A lo largo de la historia, muchas guerras y conflictos han surgido cuando el poder se convierte en un objetivo absoluto. La acumulación de poder político, económico o militar puede crear la ilusión de que la fuerza garantiza la estabilidad. Sin embargo, cuando el poder no está acompañado por ética y responsabilidad, termina produciendo violencia, desigualdad y destrucción.
La obsesión por el poder es una actitud o forma de pensar en la que una persona o grupo busca controlar, dominar o influir sobre otros de manera excesiva, convirtiendo el poder en el centro de su vida, decisiones e identidad.
No se trata solo de querer liderar o tener responsabilidades —lo cual puede ser positivo—, sino de una necesidad intensa de dominar, imponer o mantener control, incluso a costa del bienestar de otras personas.
Lo que caracteriza la obsesión por el poder es la necesidad constante de control. La persona quiere: decidir por los demás, imponer su voluntad, evitar perder autoridad. El control se vuelve más importante que la cooperación.
Muchas veces la obsesión por el poder nace de: inseguridad, miedo a perder estatus, necesidad de reconocimiento. El poder se usa como forma de proteger el ego o la identidad.
Quien está obsesionado con el poder suele: no delegar, no escuchar otras opiniones, ver a otros como rivales. Esto genera conflictos y deteriora relaciones. La obsesión por el poder puede provocar: conflictos y divisiones, injusticias, abuso de autoridad, violencia política o social, pérdida de confianza en las instituciones. En la historia, muchas guerras y conflictos han estado relacionados con la búsqueda excesiva de poder o dominación.

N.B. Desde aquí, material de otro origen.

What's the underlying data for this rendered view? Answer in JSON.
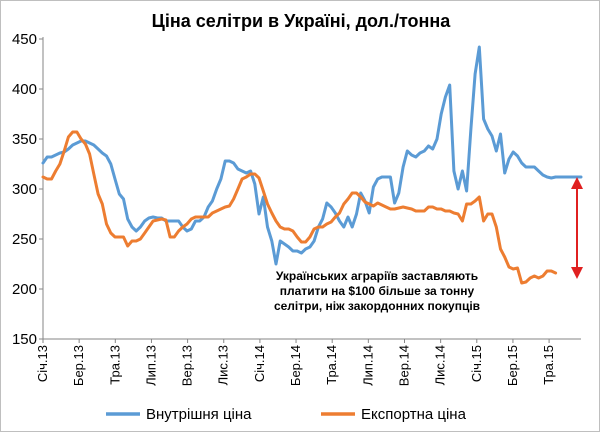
{
  "chart_data": {
    "type": "line",
    "title": "Ціна селітри в Україні, дол./тонна",
    "xlabel": "",
    "ylabel": "",
    "ylim": [
      150,
      450
    ],
    "y_ticks": [
      150,
      200,
      250,
      300,
      350,
      400,
      450
    ],
    "grid": false,
    "legend_position": "bottom",
    "x_tick_labels": [
      "Січ.13",
      "Бер.13",
      "Тра.13",
      "Лип.13",
      "Вер.13",
      "Лис.13",
      "Січ.14",
      "Бер.14",
      "Тра.14",
      "Лип.14",
      "Вер.14",
      "Лис.14",
      "Січ.15",
      "Бер.15",
      "Тра.15"
    ],
    "x_range_weeks": [
      0,
      127
    ],
    "series": [
      {
        "name": "Внутрішня ціна",
        "color": "#5B9BD5",
        "x": [
          0,
          1,
          2,
          3,
          4,
          5,
          6,
          7,
          8,
          9,
          10,
          11,
          12,
          13,
          14,
          15,
          16,
          17,
          18,
          19,
          20,
          21,
          22,
          23,
          24,
          25,
          26,
          27,
          28,
          29,
          30,
          31,
          32,
          33,
          34,
          35,
          36,
          37,
          38,
          39,
          40,
          41,
          42,
          43,
          44,
          45,
          46,
          47,
          48,
          49,
          50,
          51,
          52,
          53,
          54,
          55,
          56,
          57,
          58,
          59,
          60,
          61,
          62,
          63,
          64,
          65,
          66,
          67,
          68,
          69,
          70,
          71,
          72,
          73,
          74,
          75,
          76,
          77,
          78,
          79,
          80,
          81,
          82,
          83,
          84,
          85,
          86,
          87,
          88,
          89,
          90,
          91,
          92,
          93,
          94,
          95,
          96,
          97,
          98,
          99,
          100,
          101,
          102,
          103,
          104,
          105,
          106,
          107,
          108,
          109,
          110,
          111,
          112,
          113,
          114,
          115,
          116,
          117,
          118,
          119,
          120,
          121,
          122,
          123,
          124,
          125,
          126,
          127
        ],
        "values": [
          326,
          332,
          332,
          334,
          336,
          337,
          340,
          344,
          346,
          348,
          348,
          346,
          344,
          340,
          336,
          333,
          325,
          310,
          295,
          290,
          270,
          262,
          258,
          262,
          268,
          271,
          272,
          271,
          271,
          268,
          268,
          268,
          268,
          262,
          258,
          260,
          268,
          268,
          272,
          282,
          288,
          300,
          310,
          328,
          328,
          326,
          320,
          318,
          316,
          318,
          305,
          275,
          292,
          262,
          248,
          225,
          248,
          245,
          242,
          238,
          238,
          236,
          240,
          242,
          248,
          262,
          270,
          286,
          282,
          276,
          268,
          262,
          272,
          262,
          275,
          296,
          288,
          276,
          302,
          310,
          312,
          312,
          312,
          286,
          296,
          322,
          338,
          334,
          332,
          336,
          338,
          343,
          340,
          350,
          375,
          392,
          404,
          318,
          300,
          318,
          298,
          360,
          415,
          442,
          370,
          360,
          353,
          338,
          355,
          316,
          330,
          337,
          333,
          326,
          322,
          322,
          322,
          318,
          314,
          312,
          311,
          312,
          312,
          312,
          312,
          312,
          312,
          312
        ]
      },
      {
        "name": "Експортна ціна",
        "color": "#ED7D31",
        "x": [
          0,
          1,
          2,
          3,
          4,
          5,
          6,
          7,
          8,
          9,
          10,
          11,
          12,
          13,
          14,
          15,
          16,
          17,
          18,
          19,
          20,
          21,
          22,
          23,
          24,
          25,
          26,
          27,
          28,
          29,
          30,
          31,
          32,
          33,
          34,
          35,
          36,
          37,
          38,
          39,
          40,
          41,
          42,
          43,
          44,
          45,
          46,
          47,
          48,
          49,
          50,
          51,
          52,
          53,
          54,
          55,
          56,
          57,
          58,
          59,
          60,
          61,
          62,
          63,
          64,
          65,
          66,
          67,
          68,
          69,
          70,
          71,
          72,
          73,
          74,
          75,
          76,
          77,
          78,
          79,
          80,
          81,
          82,
          83,
          84,
          85,
          86,
          87,
          88,
          89,
          90,
          91,
          92,
          93,
          94,
          95,
          96,
          97,
          98,
          99,
          100,
          101,
          102,
          103,
          104,
          105,
          106,
          107,
          108,
          109,
          110,
          111,
          112,
          113,
          114,
          115,
          116,
          117,
          118,
          119,
          120,
          121
        ],
        "values": [
          312,
          310,
          310,
          318,
          325,
          338,
          352,
          357,
          357,
          350,
          345,
          335,
          315,
          295,
          285,
          265,
          256,
          252,
          252,
          252,
          243,
          248,
          248,
          250,
          256,
          262,
          268,
          269,
          270,
          269,
          252,
          252,
          258,
          262,
          265,
          270,
          272,
          272,
          272,
          272,
          276,
          278,
          280,
          282,
          283,
          290,
          300,
          310,
          312,
          315,
          315,
          311,
          298,
          285,
          276,
          268,
          262,
          260,
          260,
          258,
          252,
          247,
          247,
          252,
          260,
          262,
          262,
          265,
          267,
          272,
          276,
          285,
          290,
          296,
          296,
          292,
          287,
          285,
          283,
          286,
          284,
          282,
          280,
          280,
          281,
          282,
          281,
          280,
          278,
          278,
          278,
          282,
          282,
          280,
          280,
          278,
          278,
          276,
          275,
          268,
          285,
          285,
          288,
          292,
          268,
          275,
          275,
          262,
          240,
          232,
          222,
          220,
          221,
          206,
          207,
          211,
          213,
          211,
          213,
          218,
          218,
          216
        ]
      }
    ],
    "annotations": [
      {
        "text": "Українських аграріїв заставляють"
      },
      {
        "text": "платити  на $100  більше за тонну"
      },
      {
        "text": "селітри, ніж закордонних покупців"
      }
    ],
    "arrow": {
      "from_value": 310,
      "to_value": 212,
      "color": "#E02020"
    }
  }
}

La Cultura de Paz propone una visión diferente del poder: poder como servicio, liderazgo basado en responsabilidad, decisiones construidas con diálogo y participación. En lugar de dominar a otros, se busca empoderar a las personas y comunidades.
El poder puede construir o destruir. Cuando se busca para servir, crea bienestar; cuando se busca para dominar, genera conflicto. Y esto desde la familia, la escuela el trabajo y la comunidad.
El abuso de poder y el miedo están profundamente relacionados. Muchas veces el abuso de poder no nace de la verdadera fortaleza, sino de una sensación de inseguridad interior. Cuando alguien tiene miedo —a perder control, prestigio, autoridad o reconocimiento— puede intentar compensarlo dominando a otros.
Cuando las personas tienen miedo, es más probable que obedezcan sin cuestionar. El verdadero liderazgo no se basa en el miedo, sino en la confianza.
Cuando el poder se ejerce desde la seguridad, la ética y el respeto, no necesita intimidar.
Esta semana se conmemora el día Internacional de la Felicidad, antes de la llegada de la Primavera; la Felicidad Nacional Bruta es hoy un indicador de nivel de vida que se utiliza internacionalmente como complemento al Producto Interno Bruto. El 20 de marzo de cada año pueda celebrarse con júbilo y alegría el Día Internacional de la Felicidad. La FNB se calcula midiendo nueve puntos: el bienestar psicológico, el uso del tiempo, la vitalidad de la comunidad, la cultura, la salud, la educación, la diversidad medioambiental, el nivel de vida y el gobierno.
Aunque suene a una utopía, ¡el día de la felicidad sí es posible! Hoy los seres humanos podemos pensar que la felicidad es un derecho universal y no una simple quimera, difícil de alcanzar. representa una excelente oportunidad para entregar un mensaje de esperanza y solidaridad a todas aquellas personas que sufren a consecuencia de las guerras, el hambre y la desigualdad.
Las tradiciones filosóficas y espirituales coinciden en que: “Quien aprende a dominar sus impulsos, su ego y su miedo, ejerce un poder mucho más profundo que cualquier autoridad externa.
El verdadero desafío de la humanidad no es eliminar el poder, sino transformarlo en una fuerza al servicio de la dignidad, la justicia y la paz.